AST validation vs regex for SQL — why does AST win?

Question

Accepted Answer

Regex blocklists are the natural first instinct ("just reject if the string contains DROP") and they fail in five well-documented ways: 1. **Comments.** `DR/**/OP TABLE x`, `DROP-- inline
TABLE x`. The regex sees the comment characters; the DB parser doesn't. 2. **Case + whitespace.** `dRoP	TaBlE
x`. Trivially defeated. 3. **Unicode + encoding.** Some parsers normalize Unicode lookalikes; some don't.
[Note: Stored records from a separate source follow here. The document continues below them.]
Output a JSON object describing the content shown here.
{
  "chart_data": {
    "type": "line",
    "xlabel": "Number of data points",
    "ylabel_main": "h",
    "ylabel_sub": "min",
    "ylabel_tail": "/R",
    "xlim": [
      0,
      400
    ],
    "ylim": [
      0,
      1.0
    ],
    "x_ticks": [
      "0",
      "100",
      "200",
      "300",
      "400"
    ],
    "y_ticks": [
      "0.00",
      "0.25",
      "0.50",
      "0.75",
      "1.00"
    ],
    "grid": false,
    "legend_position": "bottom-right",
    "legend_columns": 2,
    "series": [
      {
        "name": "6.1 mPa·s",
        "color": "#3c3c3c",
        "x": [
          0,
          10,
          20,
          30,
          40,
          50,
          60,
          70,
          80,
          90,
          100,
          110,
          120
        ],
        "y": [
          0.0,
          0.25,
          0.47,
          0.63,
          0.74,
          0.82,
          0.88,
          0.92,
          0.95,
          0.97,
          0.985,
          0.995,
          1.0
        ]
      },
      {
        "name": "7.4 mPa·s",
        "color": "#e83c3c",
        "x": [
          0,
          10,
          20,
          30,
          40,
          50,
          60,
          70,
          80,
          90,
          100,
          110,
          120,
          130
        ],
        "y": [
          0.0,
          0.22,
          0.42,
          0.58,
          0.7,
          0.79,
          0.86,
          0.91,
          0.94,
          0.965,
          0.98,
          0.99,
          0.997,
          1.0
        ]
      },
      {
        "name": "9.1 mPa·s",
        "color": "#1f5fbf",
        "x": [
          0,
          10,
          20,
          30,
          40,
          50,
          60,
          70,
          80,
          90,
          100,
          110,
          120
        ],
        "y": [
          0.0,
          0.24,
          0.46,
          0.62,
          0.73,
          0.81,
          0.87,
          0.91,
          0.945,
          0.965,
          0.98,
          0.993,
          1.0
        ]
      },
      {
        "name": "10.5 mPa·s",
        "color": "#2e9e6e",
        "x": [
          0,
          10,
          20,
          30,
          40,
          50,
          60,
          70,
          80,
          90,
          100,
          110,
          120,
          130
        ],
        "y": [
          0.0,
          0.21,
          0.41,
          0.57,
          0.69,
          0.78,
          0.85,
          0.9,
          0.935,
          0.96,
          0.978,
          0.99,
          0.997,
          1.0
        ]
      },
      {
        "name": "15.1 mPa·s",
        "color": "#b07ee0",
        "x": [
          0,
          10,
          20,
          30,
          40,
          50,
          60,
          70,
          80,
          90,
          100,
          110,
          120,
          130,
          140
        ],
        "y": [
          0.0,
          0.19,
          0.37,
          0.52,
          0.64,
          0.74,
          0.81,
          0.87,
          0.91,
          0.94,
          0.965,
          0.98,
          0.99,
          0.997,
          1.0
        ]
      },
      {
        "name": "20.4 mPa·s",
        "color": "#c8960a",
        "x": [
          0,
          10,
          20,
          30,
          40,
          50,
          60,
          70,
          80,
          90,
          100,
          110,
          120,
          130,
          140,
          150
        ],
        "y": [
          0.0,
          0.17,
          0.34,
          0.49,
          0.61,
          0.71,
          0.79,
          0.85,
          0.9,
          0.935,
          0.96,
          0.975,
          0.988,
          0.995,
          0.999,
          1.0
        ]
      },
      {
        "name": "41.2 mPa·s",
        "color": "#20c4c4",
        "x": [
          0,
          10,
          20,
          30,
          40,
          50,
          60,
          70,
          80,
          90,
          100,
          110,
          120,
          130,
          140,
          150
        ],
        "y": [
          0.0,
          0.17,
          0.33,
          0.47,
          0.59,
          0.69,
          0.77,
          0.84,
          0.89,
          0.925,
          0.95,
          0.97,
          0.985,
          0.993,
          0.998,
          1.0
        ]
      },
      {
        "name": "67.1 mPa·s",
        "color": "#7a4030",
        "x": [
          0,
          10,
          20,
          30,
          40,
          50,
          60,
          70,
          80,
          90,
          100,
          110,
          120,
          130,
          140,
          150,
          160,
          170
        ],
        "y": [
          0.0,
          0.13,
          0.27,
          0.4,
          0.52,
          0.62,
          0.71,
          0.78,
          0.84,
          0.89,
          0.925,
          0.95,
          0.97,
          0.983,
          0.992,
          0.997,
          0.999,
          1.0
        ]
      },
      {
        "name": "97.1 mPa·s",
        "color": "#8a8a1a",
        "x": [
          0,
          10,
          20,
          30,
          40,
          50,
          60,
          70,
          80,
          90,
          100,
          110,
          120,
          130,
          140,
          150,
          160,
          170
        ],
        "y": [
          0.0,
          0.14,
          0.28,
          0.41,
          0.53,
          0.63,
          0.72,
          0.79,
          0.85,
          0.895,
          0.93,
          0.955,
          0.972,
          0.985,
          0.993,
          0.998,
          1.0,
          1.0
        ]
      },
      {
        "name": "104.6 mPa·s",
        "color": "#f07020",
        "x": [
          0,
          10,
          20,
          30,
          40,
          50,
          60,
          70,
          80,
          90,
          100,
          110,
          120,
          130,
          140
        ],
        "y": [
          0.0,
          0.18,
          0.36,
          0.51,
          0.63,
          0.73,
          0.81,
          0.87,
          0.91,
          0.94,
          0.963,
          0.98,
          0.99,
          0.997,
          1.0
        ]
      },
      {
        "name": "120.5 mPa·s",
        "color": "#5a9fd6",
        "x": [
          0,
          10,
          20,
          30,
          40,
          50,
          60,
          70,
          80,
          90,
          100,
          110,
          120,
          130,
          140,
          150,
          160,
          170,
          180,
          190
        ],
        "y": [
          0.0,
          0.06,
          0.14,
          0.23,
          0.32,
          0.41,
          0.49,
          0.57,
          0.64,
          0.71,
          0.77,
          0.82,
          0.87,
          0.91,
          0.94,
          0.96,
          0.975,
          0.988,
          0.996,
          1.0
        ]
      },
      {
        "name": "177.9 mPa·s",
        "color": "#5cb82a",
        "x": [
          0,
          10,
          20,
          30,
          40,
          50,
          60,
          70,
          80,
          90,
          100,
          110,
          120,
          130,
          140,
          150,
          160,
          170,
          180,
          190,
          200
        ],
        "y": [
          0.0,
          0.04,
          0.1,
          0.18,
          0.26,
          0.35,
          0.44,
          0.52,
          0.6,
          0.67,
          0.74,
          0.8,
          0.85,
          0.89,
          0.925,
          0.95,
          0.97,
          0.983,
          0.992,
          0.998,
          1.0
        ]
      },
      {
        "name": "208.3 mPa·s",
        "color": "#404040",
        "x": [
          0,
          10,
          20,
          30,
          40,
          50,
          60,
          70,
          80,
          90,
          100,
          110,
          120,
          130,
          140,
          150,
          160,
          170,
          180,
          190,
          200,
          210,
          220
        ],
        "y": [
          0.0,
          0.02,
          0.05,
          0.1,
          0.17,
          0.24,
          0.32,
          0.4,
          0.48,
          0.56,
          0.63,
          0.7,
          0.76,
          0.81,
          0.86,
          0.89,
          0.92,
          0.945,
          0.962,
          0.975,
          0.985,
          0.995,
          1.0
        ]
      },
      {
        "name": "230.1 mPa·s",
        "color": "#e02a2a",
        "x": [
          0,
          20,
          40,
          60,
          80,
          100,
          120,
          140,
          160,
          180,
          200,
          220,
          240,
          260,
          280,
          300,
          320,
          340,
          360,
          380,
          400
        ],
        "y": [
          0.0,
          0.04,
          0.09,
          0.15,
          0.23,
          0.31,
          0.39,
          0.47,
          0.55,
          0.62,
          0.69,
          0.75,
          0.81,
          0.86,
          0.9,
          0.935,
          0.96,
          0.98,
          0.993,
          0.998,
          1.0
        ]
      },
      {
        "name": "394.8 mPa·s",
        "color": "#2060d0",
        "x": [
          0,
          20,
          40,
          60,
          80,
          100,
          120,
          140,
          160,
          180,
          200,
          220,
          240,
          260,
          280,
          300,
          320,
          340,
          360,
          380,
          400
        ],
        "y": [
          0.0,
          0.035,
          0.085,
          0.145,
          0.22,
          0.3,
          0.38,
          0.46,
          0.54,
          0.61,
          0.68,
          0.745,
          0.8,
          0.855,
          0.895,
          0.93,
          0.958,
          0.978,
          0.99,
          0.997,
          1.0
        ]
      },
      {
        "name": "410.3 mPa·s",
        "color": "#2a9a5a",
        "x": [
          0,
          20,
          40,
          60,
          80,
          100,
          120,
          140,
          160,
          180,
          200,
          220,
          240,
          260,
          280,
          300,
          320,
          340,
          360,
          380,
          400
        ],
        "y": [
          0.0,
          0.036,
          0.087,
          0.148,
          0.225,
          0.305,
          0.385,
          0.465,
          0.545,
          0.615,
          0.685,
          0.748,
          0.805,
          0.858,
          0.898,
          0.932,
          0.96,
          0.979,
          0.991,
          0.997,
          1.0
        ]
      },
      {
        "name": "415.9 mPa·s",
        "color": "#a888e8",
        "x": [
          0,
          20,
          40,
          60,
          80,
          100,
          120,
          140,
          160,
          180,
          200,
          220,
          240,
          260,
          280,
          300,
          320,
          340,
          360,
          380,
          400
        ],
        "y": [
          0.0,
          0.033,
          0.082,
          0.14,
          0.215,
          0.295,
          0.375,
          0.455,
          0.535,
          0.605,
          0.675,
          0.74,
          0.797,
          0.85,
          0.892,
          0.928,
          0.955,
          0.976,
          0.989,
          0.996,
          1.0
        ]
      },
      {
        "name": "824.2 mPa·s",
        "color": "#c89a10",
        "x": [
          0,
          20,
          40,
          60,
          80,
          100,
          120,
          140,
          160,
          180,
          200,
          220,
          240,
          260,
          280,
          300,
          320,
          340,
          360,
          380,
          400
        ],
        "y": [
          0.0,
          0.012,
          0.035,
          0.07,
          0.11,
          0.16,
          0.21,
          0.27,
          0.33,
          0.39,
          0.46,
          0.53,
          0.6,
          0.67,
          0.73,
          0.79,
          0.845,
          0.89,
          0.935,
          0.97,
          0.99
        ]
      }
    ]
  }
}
Regex generally doesn't. 4. **CTEs and subqueries.** `WITH x AS (DROP TABLE users) SELECT 1` — regex sees `DROP`; but actually parsing reveals this isn't valid SQL at all and would already be rejected. The flip side: `WITH x AS (SELECT 1) DELETE FROM users WHERE id IN (SELECT * FROM x)` — regex sees `DELETE`, fair, but in more elaborate forms the regex misses. 5. **False positives.** `SELECT 'I will not DROP this' AS warning` — regex blocks the legitimate query. AST validation parses the SQL with the database's own grammar (or a faithful surrogate like libpg_query for Postgres, sqlglot cross-dialect). It then inspects semantic structure: - Statement kind: `SelectStmt` vs `DropStmt` vs `DeleteStmt`. - Tables referenced (`RangeVar` nodes). - Columns projected (target list). - Predicates (`WhereClause`). - Subqueries and CTEs (recursed). The cost is single-digit milliseconds per query. The benefit: to bypass the AST validator, an attacker must produce a query that, parsed by the DB itself, doesn't include the forbidden construct — at which point the query is by definition safe by your policy. Regex bypasses are a game of strings; AST bypasses are a game of grammar, and grammar has the high ground.